Future studies should validate these findings in larger, prospective, multicenter cohorts, with clear separation of screening and surveillance populations. Incorporating detailed H. pylori history, lifestyle factors, and medication use will improve risk stratification. The utility of advanced endoscopic and AI-assisted techniques in real-world settings, along with cost-effectiveness analyses of surveillance strategies in intermediate-risk populations, also warrants further investigation. Finally, sex-specific and age-specific risk profiles should be explored to refine tailored screening and surveillance algorithms.

8. Conclusions

A single high-quality gastroscopy demonstrates strong clinical utility in excluding advanced GPCs.
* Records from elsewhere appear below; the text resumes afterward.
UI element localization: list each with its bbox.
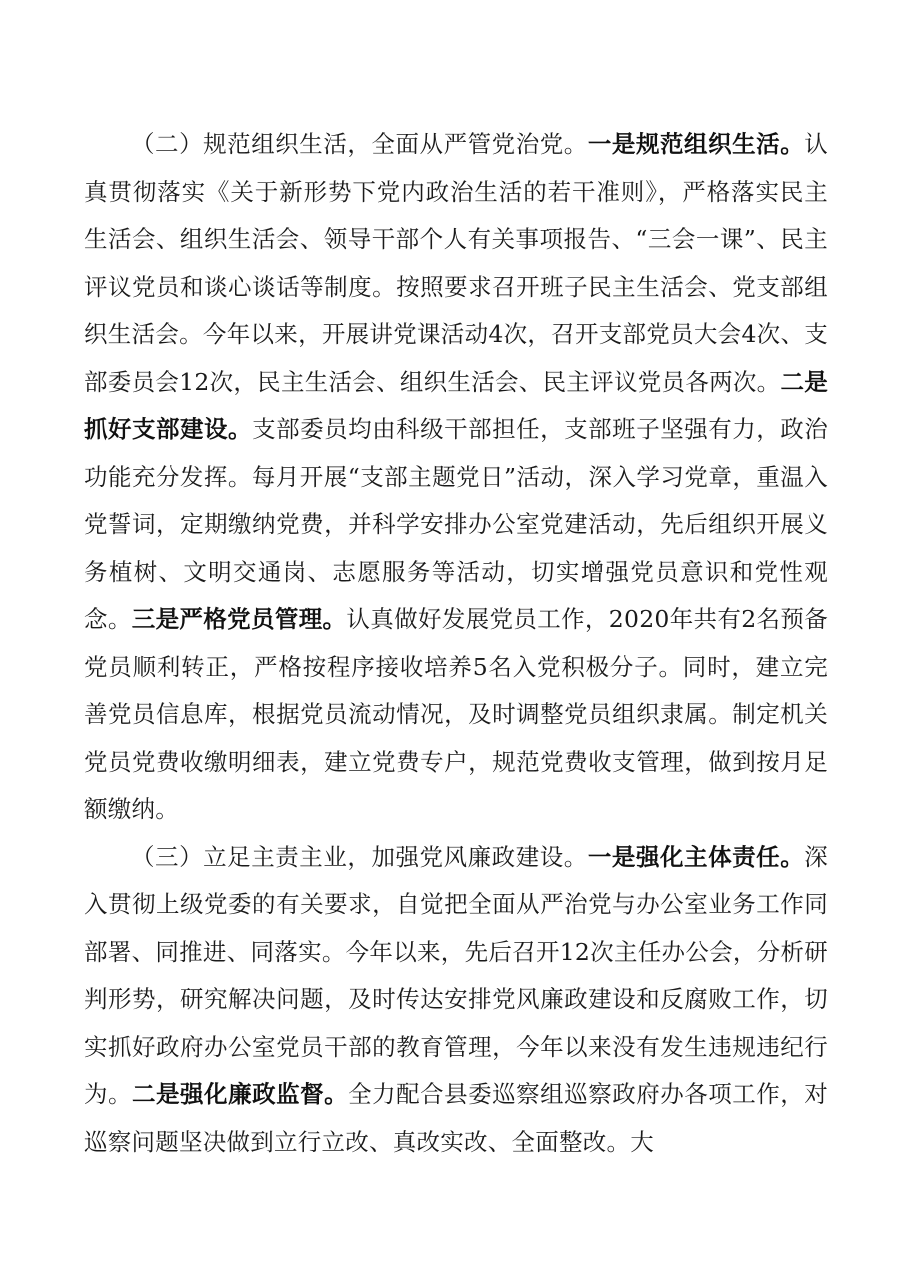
paragraph-section-three <box>84 834 828 1167</box>
section-two-point-two-body: 支部委员均由科级干部担任，支部班子坚强有力，政治功能充分发挥。每月开展“支部主题党日”活动，深入学习党章，重温入党誓词，定期缴纳党费，并科学安排办公室党建活动，先后组织开展义务植树、文明交通岗、志愿服务等活动，切实增强党员意识和党性观念。 <box>84 415 829 633</box>
section-two-point-three-body: 认真做好发展党员工作，2020年共有2名预备党员顺利转正，严格按程序接收培养5名入党积极分子。同时，建立完善党员信息库，根据党员流动情况，及时调整党员组织隶属。制定机关党员党费收缴明细表，建立党费专户，规范党费收支管理，做到按月足额缴纳。 <box>84 605 829 823</box>
section-three-point-two-title: 二是强化廉政监督。 <box>132 1080 349 1108</box>
section-two-point-one-body: 认真贯彻落实《关于新形势下党内政治生活的若干准则》，严格落实民主生活会、组织生活会、领导干部个人有关事项报告、“三会一课”、民主评议党员和谈心谈话等制度。按照要求召开班子民主生活会、党支部组织生活会。今年以来，开展讲党课活动4次，召开支部党员大会4次、支部委员会12次，民主生活会、组织生活会、民主评议党员各两次。 <box>84 130 829 396</box>
section-three-point-one-title: 一是强化主体责任。 <box>587 842 805 871</box>
section-two-heading: （二）规范组织生活，全面从严管党治党。 <box>131 130 588 158</box>
section-three-point-one-body: 深入贯彻上级党委的有关要求，自觉把全面从严治党与办公室业务工作同部署、同推进、同落实。今年以来，先后召开12次主任办公会，分析研判形势，研究解决问题，及时传达安排党风廉政建设和反腐败工作，切实抓好政府办公室党员干部的教育管理，今年以来没有发生违规违纪行为。 <box>84 842 829 1108</box>
section-three-point-two-body: 全力配合县委巡察组巡察政府办各项工作，对巡察问题坚决做到立行立改、真改实改、全面整改。大 <box>84 1080 829 1156</box>
section-three-heading: （三）立足主责主业，加强党风廉政建设。 <box>131 842 588 871</box>
paragraph-section-two <box>84 121 828 834</box>
section-two-point-three-title: 三是严格党员管理。 <box>131 605 347 633</box>
section-two-point-two-title: 二是抓好支部建设。 <box>84 367 829 443</box>
document-body <box>84 121 828 1166</box>
section-two-point-one-title: 一是规范组织生活。 <box>587 130 805 158</box>
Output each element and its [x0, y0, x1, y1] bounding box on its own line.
However, due to its limited diagnostic sensitivity in a real-life clinical setting, risk stratification through systematic gastric mapping biopsies remains essential.

Patients with a family history of gastric cancer more often presented with lower OLGA/OLGIM stages and had a lower risk of advanced lesions, which may reflect the effectiveness of the H. pylori “test and treat” strategy.

Male sex was associated with an increased risk of extensive gastric IM, highlighting the influence of sex-related and possibly environmental risk factors.

These findings underscore the importance of individualized gastric cancer risk assessment, including demographic and environmental factors, to determine screening and surveillance strategies.